DPU denuncia violação de direitos
Ocupantes do Novo Horizonte denunciam que estão sendo impedidos de entrar nos conjuntos habitacionais com móveis, eletrodomésticos ou qualquer utensílio doméstico. Alguns deles chegaram até ser ameaçados por homens que se apresentariam como seguranças da Realiza Construtora. Com isso, eles moram em casas totalmente vazias, tendo que dormir no chão, por exemplo.

De acordo com a assistente jurídica da DPU do Núcleo Regional de Direitos Humanos, Rafaelly Galossi, que acompanha o caso desde o início, os ocupantes estão tendo seus direitos violados.

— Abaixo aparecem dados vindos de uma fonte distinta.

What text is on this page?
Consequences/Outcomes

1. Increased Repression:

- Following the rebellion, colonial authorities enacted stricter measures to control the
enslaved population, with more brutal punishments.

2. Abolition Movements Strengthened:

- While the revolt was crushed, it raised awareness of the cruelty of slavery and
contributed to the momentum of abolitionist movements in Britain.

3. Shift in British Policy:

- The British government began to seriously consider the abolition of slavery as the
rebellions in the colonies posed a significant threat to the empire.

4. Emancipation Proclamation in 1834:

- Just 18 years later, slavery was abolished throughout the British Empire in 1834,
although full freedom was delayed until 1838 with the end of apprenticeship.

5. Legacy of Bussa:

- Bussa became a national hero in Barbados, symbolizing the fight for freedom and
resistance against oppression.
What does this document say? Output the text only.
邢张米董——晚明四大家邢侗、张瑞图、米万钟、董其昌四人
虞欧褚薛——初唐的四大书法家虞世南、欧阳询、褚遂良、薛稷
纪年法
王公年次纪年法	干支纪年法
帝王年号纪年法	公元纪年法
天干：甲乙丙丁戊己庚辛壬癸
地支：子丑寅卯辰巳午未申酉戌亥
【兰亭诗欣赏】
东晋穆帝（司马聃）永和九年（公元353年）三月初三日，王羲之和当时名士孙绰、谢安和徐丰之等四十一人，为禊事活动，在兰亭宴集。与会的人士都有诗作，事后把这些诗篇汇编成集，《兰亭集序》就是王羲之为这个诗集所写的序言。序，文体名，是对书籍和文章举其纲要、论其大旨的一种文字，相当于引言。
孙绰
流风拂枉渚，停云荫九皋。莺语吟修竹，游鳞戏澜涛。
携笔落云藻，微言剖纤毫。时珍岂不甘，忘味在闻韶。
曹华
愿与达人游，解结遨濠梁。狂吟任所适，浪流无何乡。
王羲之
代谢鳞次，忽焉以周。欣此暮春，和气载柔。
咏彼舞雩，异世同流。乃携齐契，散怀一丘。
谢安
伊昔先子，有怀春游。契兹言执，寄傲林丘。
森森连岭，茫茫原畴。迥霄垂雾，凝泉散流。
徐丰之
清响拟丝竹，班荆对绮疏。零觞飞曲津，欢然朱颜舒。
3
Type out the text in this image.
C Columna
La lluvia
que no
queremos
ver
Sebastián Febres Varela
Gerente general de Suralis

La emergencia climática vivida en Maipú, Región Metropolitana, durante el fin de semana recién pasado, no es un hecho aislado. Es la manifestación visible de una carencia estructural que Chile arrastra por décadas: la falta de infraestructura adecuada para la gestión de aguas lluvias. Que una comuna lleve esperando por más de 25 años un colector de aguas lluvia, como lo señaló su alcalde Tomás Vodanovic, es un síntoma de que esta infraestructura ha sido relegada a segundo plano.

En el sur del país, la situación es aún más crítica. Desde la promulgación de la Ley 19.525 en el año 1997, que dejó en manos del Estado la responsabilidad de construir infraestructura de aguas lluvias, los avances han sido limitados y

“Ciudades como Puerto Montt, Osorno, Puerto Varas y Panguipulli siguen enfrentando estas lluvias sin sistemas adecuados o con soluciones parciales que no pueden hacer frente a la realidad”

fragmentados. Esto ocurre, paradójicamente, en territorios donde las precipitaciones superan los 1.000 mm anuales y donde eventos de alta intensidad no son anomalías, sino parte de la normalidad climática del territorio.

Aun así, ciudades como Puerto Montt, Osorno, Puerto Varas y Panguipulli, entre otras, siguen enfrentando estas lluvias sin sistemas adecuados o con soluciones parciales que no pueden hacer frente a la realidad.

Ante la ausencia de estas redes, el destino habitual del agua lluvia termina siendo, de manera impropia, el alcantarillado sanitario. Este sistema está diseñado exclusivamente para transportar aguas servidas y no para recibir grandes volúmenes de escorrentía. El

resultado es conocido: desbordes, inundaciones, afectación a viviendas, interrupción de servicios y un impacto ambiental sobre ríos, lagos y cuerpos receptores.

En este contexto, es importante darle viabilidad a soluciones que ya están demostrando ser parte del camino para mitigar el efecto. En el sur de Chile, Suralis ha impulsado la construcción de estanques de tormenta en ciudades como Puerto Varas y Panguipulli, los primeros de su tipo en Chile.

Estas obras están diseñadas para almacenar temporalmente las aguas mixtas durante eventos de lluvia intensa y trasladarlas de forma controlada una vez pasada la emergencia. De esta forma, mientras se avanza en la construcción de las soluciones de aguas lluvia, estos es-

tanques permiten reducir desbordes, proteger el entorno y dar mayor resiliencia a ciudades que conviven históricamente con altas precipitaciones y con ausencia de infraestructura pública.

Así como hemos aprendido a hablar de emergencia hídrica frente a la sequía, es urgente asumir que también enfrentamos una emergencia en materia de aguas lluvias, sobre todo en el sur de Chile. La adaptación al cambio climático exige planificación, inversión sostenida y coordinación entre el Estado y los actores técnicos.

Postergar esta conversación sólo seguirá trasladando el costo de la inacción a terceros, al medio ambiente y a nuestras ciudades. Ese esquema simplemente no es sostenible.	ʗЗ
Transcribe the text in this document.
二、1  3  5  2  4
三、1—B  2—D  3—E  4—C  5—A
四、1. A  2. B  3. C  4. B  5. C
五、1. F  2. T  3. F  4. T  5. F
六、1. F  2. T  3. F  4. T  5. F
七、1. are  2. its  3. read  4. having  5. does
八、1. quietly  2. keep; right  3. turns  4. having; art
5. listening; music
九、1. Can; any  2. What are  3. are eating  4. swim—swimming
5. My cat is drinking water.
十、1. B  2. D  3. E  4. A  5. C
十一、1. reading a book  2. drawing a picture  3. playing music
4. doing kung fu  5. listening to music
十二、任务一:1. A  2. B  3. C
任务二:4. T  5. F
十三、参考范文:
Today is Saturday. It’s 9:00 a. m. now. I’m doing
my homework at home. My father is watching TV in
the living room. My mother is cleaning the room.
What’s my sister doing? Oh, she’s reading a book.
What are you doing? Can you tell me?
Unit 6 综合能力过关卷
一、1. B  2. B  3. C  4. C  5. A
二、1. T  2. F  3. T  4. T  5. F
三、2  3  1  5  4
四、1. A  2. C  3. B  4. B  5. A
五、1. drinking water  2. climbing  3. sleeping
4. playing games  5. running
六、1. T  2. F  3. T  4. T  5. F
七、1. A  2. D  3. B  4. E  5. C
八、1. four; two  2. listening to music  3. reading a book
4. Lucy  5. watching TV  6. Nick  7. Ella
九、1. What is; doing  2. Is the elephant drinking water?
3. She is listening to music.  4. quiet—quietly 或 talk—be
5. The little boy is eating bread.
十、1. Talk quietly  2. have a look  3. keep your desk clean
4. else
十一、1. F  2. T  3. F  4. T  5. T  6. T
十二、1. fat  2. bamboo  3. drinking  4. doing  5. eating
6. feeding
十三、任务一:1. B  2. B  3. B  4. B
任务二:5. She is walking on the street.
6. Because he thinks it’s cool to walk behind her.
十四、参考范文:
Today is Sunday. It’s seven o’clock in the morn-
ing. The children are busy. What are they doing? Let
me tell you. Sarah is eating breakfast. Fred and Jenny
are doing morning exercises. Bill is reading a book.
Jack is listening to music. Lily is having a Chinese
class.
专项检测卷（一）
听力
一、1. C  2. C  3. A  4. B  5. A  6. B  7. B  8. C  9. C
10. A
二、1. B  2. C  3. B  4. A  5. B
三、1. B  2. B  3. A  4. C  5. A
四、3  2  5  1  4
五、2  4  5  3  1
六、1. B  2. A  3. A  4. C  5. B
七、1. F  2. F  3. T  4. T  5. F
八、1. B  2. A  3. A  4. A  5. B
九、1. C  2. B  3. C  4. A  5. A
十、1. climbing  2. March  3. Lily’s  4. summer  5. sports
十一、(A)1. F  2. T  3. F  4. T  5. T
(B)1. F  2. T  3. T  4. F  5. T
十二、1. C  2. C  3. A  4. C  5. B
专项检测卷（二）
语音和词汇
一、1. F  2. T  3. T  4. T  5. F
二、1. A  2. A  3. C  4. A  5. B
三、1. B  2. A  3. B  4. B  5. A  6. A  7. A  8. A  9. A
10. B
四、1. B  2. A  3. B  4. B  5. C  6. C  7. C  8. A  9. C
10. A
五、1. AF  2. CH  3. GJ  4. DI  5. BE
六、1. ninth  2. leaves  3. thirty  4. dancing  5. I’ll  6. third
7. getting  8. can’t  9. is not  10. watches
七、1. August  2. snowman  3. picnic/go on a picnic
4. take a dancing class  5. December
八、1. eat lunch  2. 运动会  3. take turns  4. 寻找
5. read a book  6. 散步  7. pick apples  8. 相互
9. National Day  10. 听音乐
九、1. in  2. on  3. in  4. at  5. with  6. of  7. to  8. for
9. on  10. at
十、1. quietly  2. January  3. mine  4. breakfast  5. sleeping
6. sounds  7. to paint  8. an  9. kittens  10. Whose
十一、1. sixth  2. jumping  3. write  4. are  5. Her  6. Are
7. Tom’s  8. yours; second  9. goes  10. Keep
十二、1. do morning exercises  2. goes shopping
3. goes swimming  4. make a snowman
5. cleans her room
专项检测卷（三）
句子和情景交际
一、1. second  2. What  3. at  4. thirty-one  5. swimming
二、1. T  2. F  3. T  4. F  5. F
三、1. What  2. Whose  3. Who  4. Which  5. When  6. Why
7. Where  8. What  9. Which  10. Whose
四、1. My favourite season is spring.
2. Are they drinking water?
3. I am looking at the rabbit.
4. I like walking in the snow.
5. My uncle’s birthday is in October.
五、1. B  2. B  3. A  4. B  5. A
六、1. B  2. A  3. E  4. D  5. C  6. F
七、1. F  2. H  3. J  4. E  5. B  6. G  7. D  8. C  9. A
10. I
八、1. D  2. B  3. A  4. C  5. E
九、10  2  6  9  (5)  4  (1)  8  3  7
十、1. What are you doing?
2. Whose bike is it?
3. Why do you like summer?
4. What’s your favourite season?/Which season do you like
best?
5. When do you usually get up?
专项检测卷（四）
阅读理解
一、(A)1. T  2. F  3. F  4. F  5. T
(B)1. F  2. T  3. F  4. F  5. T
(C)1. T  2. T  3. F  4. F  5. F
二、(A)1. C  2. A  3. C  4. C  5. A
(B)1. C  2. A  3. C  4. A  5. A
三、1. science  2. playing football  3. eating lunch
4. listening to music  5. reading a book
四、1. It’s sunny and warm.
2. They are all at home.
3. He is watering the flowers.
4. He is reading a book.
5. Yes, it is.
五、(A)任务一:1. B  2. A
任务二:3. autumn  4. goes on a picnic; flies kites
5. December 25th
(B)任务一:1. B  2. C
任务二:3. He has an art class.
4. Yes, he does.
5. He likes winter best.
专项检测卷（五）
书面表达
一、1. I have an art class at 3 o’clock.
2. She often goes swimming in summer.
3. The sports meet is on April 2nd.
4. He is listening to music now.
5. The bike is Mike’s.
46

“O estado e o Município estão cientes do que está acontecendo. Inclusive, a gente oficiou, enquanto Comissão de Direitos Humanos da Assembleia Legislativa do Estado do Rio de Janeiro (Alerj), o Batalhão de Polícia Militar de Campos (8º BPM). Conversamos, em reunião oficial, com a Prefeitura de Campos e com o Estado do Rio de Janeiro. Então, todas as instituições e órgãos públicos estão cientes, mas não fazem nada”, contou Rafaelly, completando: “A posse é dos ocupantes, mesmo que temporárias. Judicialmente, pelo próprio STF, por meio de uma decisão liminar que nós conseguimos, eles estão respaldados. Então, isso quer dizer que elas podem entrar na ocupação com seus objetos, pertences básicos, seus alimentos, mas, na prática, eles estão sendo impedidos pelos seguranças”, afirmou a assistente jurídica.

A equipe de reportagem tentou contato com a Realiza Construtora entre os dias 7 e 14 de outubro, por meio de telefone e e-mail, mas a empresa não respondeu às denúncias de ameaças feitas por ocupantes. Também não comentou as alegações de que estaria impedindo as famílias de entrarem com seus pertences nas unidades habitacionais do Novo Horizonte.

Em nota, a construtora se limitou a informar que “foi a responsável pela construção do Residencial Novo Horizonte, obra do Governo Federal, sob gestão da Caixa Econômica Federal (CEF) e vinculada ao Programa Minha Casa, Minha Vida. O cronograma de construção foi rigorosamente observado e a obra foi concluída em 29 de março de 2021, dentro do prazo pactuado. A invasão do empreendimento ocorreu quinze dias depois da finalização da construção, quando seria iniciado o cronograma de entrega das chaves aos beneficiários do programa”.

Já a Polícia Militar do Estado do Rio de Janeiro informou, também por meio de nota, “que a Corporação atua com foco na segurança pública, realizando o patrulhamento preventivo e ostensivo em todo o estado do Rio de Janeiro. O 8º BPM (Campos dos Goytacazes) emprega policiamento na região com viaturas e motocicletas, tendo como base a análise da mancha criminal e informações compiladas pelo setor de inteligência do batalhão. Ressaltamos que a Polícia Militar segue à disposição do cidadão com equipes para acionamento imediato, através da Central 190, no momento em que os crimes estão sendo cometidos”.